Industry body aims to reduce aerospace sector's reliance on USA and look for new markets in European Union

The Canadian government and the Aerospace Industries Association of Canada (AIAC) are seeking ways to reduce the Canadian aerospace sector's reliance on exports to the USA and increase competitiveness in today's procurement environment.

AIAC figures show that Canada's aerospace companies recorded sales of around C$20 billion ($14.5 billion) last year, down from C$23 billion the previous year because of the global economic slowdown.

Canada is one of the largest aerospace producers in the world - government department Industry Canada ranks the country third behind the USA and the combined European Union nations.

More than 80% of Canada's aerospace output is exported, with around 80% of sales going across the border to the USA, says Jeff Rochon, assistant director aerospace of Industry Canada.

Rochon says: "Canada's challenge is to open new markets, principally to Europe, as it is not good to be reliant on a [single] client base." Canada is a stepping-stone for European companies seeking to enter US markets, he adds.

Industry Canada believes more research and development spending is essential to maintain and improve Canadian competitiveness. The ministry aims to rise from fifteenth to fifth in the league of R&D expenditure, according to Rochon. He says that Canada offers attractive research and development incentives, among them the Technology Partnerships Canada scheme, which allows the government to become a risk-sharing partner in technology acquisition.

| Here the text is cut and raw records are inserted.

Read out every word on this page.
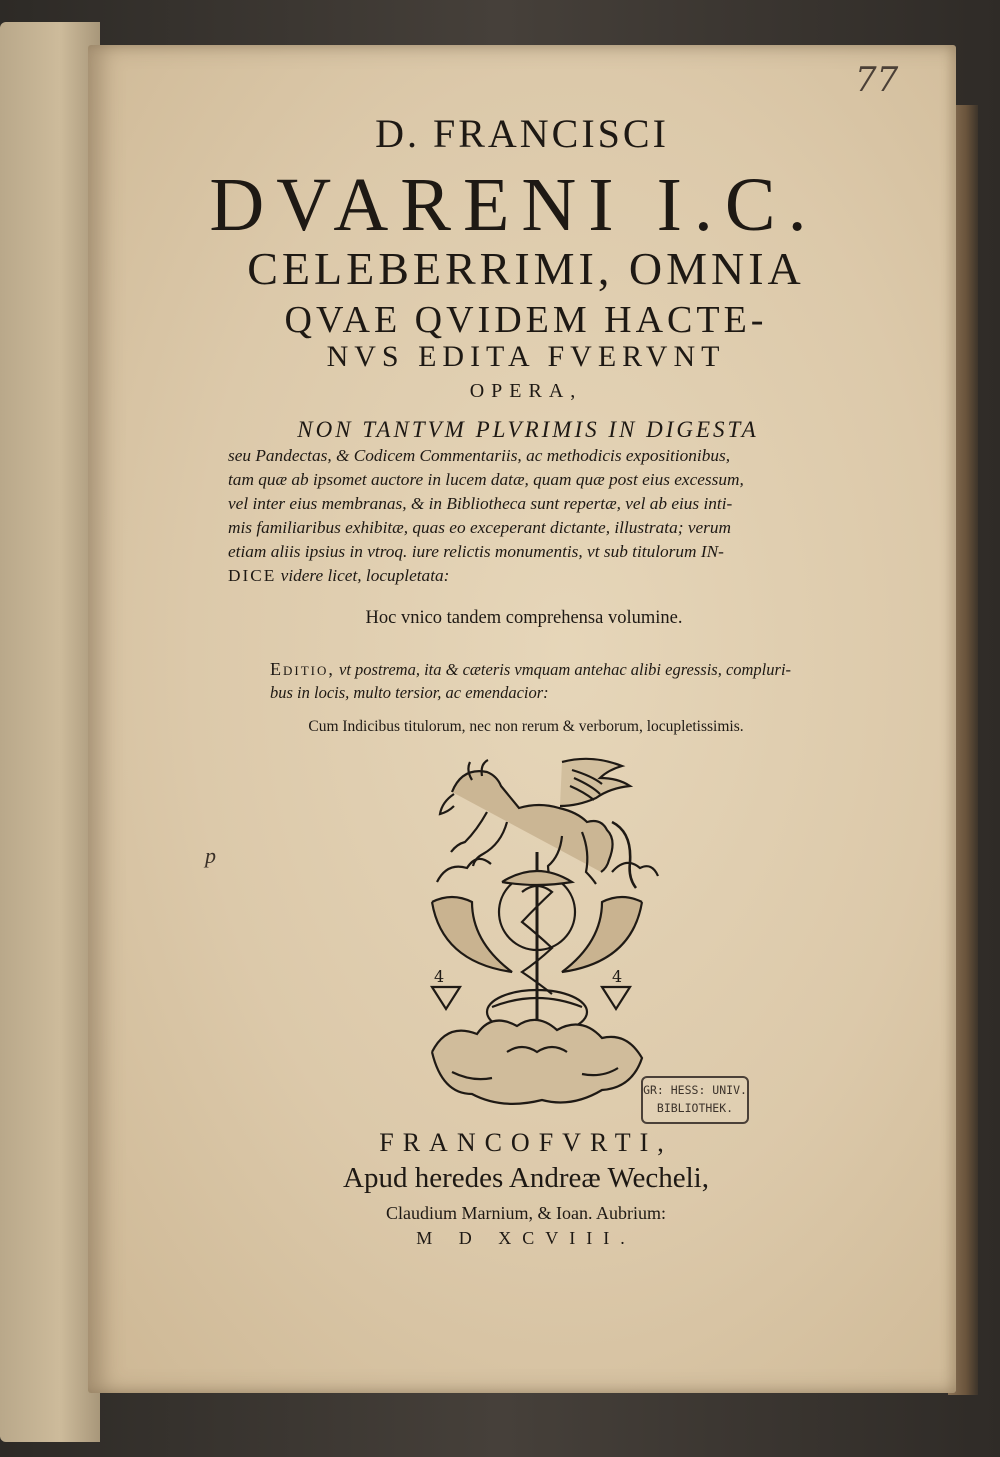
77
p
D. FRANCISCI
DVARENI I.C.
CELEBERRIMI, OMNIA
QVAE QVIDEM HACTE-
NVS EDITA FVERVNT
OPERA,
NON TANTVM PLVRIMIS IN DIGESTA
seu Pandectas, & Codicem Commentariis, ac methodicis expositionibus,
tam quæ ab ipsomet auctore in lucem datæ, quam quæ post eius excessum,
vel inter eius membranas, & in Bibliotheca sunt repertæ, vel ab eius inti-
mis familiaribus exhibitæ, quas eo exceperant dictante, illustrata; verum
etiam aliis ipsius in vtroq. iure relictis monumentis, vt sub titulorum IN-
DICE videre licet, locupletata:
Hoc vnico tandem comprehensa volumine.
Editio, vt postrema, ita & cæteris vmquam antehac alibi egressis, compluri-
bus in locis, multo tersior, ac emendacior:
Cum Indicibus titulorum, nec non rerum & verborum, locupletissimis.
4	4
GR: HESS: UNIV.
BIBLIOTHEK.
FRANCOFVRTI,
Apud heredes Andreæ Wecheli,
Claudium Marnium, & Ioan. Aubrium:
M D XCVIII.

The World Trade Organisation criticised the scheme in its 2001 rulings on the regional-jet subsidies row between Brazil and Canada, but Rochon says it has now been altered to cover only pre-competitive and non-product-specific R&D.

Ron Kane, AIAC vice-president policy and research, says Canada's aerospace industry includes many small and medium-sized enterprises, which find it more difficult to compete in today's procurement environment.

Original equipment manufacturers previously acquired components from hundreds of suppliers, but are now depending on fewer suppliers delivering large finished components and complete systems, such as undercarriages already fitted with wheels, brakes and ancillary equipment.

But to compete successfully, companies need to have a critical mass to manage and afford such participation in programmes. Kane hopes that some of the smaller companies can merge "to get them more globally competitive".